Intolerância e discurso de ódio contra minorias

Enviada em 07/04/2020

Em 1948, a Declaração Universal dos Direitos Humanos foi promulgada com o intuito de garantir o bem estar social e a segurança de toda a população mundial, sem distinção de cor, etnia, religião etc. Todavia, estes direitos não são assegurados à toda população brasileira, tendo em vista a crescente intolerância contra minorias. O descaso do governo em relação a alguns movimentos e o advento da internet são fatores primordiais na irresolução deste impasse.

“É guerreiro nessa disputa, o respeito por sua luta é tudo o que ele quer”, a canção “Todo Mundo é Alguém”, de Roberto Carlos, sintetiza a identidade de algumas comunidades, como a indígena e a LGBT. No entanto, a falta de apoio governamental pode desestimular estes movimentos, que podem desistir de buscar pela perpetuação da igualdade. Esta indiferença do governo pode, ainda, incentivar o aumento de discursos de ódio e na violência contra minorias.

Também é válido ressaltar que, a popularização da internet contribuiu, negativamente, para o aumento do discurso de ódio e agressões verbais contra comunidades minoritárias. Segundo o site O Globo, 39 mil páginas de redes sociais foram denunciadas por apresentar conteúdos racistas e de incitação à violência. Ou seja, a intolerância, aliada ao descaso de órgãos públicos, encontrou lugar seguro para se conservar.

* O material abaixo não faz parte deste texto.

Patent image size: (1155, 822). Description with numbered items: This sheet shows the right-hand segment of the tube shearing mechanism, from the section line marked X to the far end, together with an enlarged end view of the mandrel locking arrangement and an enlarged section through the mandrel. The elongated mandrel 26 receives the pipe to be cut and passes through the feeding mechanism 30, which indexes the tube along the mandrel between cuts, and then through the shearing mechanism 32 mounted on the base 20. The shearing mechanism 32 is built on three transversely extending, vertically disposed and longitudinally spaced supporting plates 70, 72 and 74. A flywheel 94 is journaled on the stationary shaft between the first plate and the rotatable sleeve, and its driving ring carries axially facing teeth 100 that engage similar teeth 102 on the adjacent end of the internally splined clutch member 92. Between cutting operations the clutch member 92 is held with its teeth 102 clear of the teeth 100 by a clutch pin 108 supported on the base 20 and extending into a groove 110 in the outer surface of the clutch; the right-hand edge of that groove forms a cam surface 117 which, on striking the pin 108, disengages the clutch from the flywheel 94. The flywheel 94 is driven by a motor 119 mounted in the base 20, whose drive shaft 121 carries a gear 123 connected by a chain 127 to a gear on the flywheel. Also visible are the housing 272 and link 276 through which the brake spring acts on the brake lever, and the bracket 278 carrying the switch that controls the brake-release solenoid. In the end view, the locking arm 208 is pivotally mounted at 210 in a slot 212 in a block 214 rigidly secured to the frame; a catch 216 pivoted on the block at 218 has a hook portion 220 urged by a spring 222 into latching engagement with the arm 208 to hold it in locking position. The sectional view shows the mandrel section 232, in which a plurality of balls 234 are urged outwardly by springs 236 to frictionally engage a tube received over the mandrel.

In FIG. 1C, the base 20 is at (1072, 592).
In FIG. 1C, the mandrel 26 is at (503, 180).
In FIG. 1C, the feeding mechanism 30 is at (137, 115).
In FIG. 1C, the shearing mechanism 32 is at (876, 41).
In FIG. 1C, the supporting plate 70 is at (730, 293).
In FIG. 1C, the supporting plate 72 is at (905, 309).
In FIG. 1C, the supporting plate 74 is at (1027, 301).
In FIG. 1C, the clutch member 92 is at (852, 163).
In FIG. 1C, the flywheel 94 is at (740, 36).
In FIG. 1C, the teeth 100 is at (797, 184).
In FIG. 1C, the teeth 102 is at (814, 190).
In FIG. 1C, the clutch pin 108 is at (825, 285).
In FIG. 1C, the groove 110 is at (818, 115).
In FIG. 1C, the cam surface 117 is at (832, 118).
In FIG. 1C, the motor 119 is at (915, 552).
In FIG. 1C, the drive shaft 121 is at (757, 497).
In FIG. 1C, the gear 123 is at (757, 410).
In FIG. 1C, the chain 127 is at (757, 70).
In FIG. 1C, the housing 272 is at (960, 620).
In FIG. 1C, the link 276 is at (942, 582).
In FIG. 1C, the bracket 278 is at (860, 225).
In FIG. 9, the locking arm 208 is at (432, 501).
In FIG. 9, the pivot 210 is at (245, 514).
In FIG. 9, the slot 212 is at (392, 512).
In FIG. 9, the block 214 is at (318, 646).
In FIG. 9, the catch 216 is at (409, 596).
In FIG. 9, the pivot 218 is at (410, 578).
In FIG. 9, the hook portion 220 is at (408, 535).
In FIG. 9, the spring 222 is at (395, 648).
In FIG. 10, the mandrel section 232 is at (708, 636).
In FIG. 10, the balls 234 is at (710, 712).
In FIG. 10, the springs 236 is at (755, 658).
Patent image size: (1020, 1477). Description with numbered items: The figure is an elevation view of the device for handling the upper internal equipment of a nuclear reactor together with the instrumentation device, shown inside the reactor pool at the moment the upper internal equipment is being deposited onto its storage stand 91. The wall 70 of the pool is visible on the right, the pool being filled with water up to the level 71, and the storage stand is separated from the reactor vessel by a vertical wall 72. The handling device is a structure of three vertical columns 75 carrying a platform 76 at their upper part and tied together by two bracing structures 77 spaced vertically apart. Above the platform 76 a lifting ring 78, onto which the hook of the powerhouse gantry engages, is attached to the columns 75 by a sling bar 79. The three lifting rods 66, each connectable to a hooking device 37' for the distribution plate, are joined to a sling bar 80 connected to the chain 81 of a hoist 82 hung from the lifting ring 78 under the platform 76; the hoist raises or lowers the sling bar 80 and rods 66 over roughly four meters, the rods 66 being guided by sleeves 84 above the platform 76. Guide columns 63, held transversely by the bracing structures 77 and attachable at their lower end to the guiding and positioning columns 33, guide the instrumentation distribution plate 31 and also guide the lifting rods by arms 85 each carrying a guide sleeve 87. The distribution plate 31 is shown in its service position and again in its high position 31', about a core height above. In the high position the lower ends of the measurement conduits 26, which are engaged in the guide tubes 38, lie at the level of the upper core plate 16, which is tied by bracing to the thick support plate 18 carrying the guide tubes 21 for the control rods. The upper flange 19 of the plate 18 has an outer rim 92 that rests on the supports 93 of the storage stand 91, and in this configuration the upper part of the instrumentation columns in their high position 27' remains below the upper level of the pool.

À luz dos fatos registrados, faz-se necessário a tomada de algumas medidas, por parte do governo, visando deter a intolerância. O Ministério da Justiça deve punir agressores, tanto virtuais quanto pessoais, com severas penas de reclusão, capacitando profissionais em informática, para que descubram, com agilidade, crimes de intolerância na internet. O Ministério da Cultura deve investir na criação de palestras educacionais sobre comunidades ou movimentos das minorias, com intuito de orientar e conscientizar a sociedade sobre os aspectos positivos da igualdade.